As we’d had to cut our first shoot short due to the weather (which thought it was funny to stop raining as soon as we’d parted) Sammie was up for doing another shoot the following weekend, and so was I. She’d been great the first time, and I was keen to have more time to photograph her.
This time, we started at the Phoenix, with a few shots outside the back, using some wooden panelling, an old piano, the stairs, and a black and white patterned wall. We even made friends with a little robin.
As we sat outside with coffee, a gull walked across the awning. Its feet scraped on the canvas as it tried to walk uphill, and it sounded more like a record scratch. Yup. That’s me. You’re probably wondering…
We used the low winter sun to get some shots with the interesting afternoon light before we left.
An interesting curved wall with an interesting looking alley behind made for some good shots. The alley reminded me of Harry Potter, but that was probably because we’d just watched all the films over Christmas, for the first time. Yes, we held out for a long time, but I have to admit, they were good films.
A witchy mural became another background, then a wall that had been covered with many posters, mostly removed, leaving layers behind.
A little set of steps to an interesting door (probably just a fire escape, and not actually interesting, but things are more interesting when they’re mysterious) was a handy place for Sammie to sit.
The gate leading to Rougemont Gardens is always good – a big sun thing painted in rainbow colours.
At that point, we were at Exeter Library, so we decided to go up on the roof garden, which was good for a few more shots.
A bit more wandering found us a graffiti-covered metal door, which fit pretty well with Sammie’s style. Then there was a nicely rough-looking window, and a big metal gate. All good for rough black and white shots.

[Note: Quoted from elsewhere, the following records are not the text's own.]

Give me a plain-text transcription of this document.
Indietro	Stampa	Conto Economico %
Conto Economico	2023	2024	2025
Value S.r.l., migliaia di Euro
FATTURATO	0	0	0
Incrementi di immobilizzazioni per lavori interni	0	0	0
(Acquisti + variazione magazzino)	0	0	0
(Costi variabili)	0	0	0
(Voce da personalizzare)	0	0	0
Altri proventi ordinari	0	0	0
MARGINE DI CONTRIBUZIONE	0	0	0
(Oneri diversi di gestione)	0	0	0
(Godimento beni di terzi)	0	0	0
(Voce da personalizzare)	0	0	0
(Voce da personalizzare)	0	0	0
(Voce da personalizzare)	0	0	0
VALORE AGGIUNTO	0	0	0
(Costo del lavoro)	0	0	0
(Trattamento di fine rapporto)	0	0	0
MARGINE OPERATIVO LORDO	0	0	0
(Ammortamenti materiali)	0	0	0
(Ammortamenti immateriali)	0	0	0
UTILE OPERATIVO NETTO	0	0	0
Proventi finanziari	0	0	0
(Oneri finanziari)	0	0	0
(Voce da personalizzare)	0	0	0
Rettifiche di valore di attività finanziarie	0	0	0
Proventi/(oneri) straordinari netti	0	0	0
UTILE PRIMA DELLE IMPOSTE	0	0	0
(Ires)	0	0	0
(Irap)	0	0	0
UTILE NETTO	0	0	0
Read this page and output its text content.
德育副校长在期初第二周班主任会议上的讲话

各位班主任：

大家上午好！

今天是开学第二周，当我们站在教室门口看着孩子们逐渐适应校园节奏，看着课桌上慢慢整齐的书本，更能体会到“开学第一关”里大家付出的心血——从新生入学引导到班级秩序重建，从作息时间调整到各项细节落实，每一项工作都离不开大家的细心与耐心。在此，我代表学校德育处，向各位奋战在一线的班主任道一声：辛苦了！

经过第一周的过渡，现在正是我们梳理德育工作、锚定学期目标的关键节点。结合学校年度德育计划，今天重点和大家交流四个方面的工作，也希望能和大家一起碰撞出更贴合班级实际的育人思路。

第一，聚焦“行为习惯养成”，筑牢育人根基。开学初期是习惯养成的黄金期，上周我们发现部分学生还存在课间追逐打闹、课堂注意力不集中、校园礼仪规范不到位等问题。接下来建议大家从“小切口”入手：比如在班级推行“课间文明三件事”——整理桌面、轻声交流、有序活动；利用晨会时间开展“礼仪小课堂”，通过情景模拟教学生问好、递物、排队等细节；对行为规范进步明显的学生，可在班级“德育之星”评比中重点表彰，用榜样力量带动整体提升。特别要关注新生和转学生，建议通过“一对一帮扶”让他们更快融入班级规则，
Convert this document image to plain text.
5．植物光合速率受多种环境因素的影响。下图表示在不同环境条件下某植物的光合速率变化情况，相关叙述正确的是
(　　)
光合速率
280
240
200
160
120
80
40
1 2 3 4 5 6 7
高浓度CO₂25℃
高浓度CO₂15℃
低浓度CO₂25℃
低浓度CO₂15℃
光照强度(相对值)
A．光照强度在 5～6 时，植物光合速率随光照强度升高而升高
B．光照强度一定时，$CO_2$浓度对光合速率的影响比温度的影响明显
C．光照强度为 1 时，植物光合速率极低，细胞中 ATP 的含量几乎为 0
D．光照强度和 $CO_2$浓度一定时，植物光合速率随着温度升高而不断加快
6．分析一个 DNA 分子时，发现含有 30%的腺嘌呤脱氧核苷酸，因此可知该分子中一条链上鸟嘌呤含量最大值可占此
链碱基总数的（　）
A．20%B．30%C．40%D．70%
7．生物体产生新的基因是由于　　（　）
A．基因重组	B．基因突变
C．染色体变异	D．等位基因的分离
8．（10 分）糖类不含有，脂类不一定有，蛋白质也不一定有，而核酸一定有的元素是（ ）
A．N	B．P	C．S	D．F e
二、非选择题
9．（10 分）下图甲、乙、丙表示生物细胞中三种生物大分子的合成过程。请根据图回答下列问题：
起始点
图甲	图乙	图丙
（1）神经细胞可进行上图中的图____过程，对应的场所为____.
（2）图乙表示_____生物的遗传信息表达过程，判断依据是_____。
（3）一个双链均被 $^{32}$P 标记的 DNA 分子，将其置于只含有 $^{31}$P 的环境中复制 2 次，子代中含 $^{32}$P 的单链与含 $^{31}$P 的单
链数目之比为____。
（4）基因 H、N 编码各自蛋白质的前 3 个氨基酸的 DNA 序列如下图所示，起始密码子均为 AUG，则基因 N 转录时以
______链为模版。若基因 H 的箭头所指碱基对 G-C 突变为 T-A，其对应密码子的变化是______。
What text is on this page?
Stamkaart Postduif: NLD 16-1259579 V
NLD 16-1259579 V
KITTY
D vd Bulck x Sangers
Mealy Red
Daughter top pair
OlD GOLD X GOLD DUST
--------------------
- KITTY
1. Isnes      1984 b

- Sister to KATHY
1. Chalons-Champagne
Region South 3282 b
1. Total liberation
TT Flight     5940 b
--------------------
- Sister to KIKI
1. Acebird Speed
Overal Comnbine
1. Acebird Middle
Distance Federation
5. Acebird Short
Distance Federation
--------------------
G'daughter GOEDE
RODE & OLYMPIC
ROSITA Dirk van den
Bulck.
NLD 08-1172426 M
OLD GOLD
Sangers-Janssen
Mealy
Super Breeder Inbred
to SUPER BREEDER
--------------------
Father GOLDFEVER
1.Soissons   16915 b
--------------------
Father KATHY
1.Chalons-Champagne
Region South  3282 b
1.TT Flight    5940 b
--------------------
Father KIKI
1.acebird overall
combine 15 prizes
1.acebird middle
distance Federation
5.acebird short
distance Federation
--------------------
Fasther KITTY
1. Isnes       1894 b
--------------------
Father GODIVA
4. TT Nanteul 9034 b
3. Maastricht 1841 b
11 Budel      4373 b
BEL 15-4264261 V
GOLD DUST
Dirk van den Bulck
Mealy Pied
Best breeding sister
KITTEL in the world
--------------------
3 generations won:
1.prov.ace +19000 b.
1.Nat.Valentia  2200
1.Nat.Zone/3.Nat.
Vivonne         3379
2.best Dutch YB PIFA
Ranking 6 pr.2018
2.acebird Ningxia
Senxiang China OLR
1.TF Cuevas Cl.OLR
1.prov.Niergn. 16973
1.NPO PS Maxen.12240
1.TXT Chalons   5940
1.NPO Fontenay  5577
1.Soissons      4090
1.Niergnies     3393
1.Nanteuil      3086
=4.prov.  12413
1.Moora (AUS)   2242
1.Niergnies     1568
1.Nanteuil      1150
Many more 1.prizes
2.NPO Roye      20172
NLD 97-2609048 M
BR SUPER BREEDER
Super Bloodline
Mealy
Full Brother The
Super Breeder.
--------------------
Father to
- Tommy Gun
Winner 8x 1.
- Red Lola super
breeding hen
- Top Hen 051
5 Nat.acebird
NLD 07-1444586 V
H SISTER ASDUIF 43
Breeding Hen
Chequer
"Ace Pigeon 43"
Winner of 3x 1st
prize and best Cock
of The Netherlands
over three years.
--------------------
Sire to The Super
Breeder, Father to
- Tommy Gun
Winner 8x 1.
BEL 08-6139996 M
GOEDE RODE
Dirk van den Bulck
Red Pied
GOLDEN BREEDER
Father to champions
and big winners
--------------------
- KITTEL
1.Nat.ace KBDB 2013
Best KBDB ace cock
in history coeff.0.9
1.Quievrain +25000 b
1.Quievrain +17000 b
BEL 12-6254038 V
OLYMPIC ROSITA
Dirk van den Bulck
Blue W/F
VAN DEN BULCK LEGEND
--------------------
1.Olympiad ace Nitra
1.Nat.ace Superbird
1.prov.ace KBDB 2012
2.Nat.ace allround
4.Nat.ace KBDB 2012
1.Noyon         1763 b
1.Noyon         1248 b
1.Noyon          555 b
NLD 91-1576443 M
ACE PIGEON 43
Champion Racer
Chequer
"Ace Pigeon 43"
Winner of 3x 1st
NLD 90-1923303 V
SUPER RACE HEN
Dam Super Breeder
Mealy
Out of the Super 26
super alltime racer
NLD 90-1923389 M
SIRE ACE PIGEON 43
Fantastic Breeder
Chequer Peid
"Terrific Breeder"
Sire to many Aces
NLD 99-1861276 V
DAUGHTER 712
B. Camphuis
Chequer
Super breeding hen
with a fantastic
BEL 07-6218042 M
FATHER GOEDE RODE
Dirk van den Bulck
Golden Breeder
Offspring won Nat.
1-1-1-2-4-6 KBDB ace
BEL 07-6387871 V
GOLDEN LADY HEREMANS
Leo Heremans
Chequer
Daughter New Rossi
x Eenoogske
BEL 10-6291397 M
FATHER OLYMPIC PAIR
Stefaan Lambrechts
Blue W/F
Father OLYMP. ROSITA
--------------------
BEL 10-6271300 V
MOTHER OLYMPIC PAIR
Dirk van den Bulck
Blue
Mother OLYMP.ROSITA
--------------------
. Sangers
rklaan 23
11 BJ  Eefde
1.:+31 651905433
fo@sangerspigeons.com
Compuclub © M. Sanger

I love the sculptures on High Street in Exeter. One of them is made of shiny metal, which makes for some really strange reflection shots. I’ve used it quite a few times.
The old ruins in Princesshay were next, then a wall near Cathedral Green, bringing us close to the end of our shoot.
For a final few, back at Guildhall, we used the narrow alley that was called Parliament Street because it was narrow and useless. One of the narrowest streets in the world, but not quite the record holder. These shots were inspired by photos @faenjeggiropp took of @oliviajtucker (her blog) – the lines of the brick walls do a great job of drawing the eye to the model – lovely framing.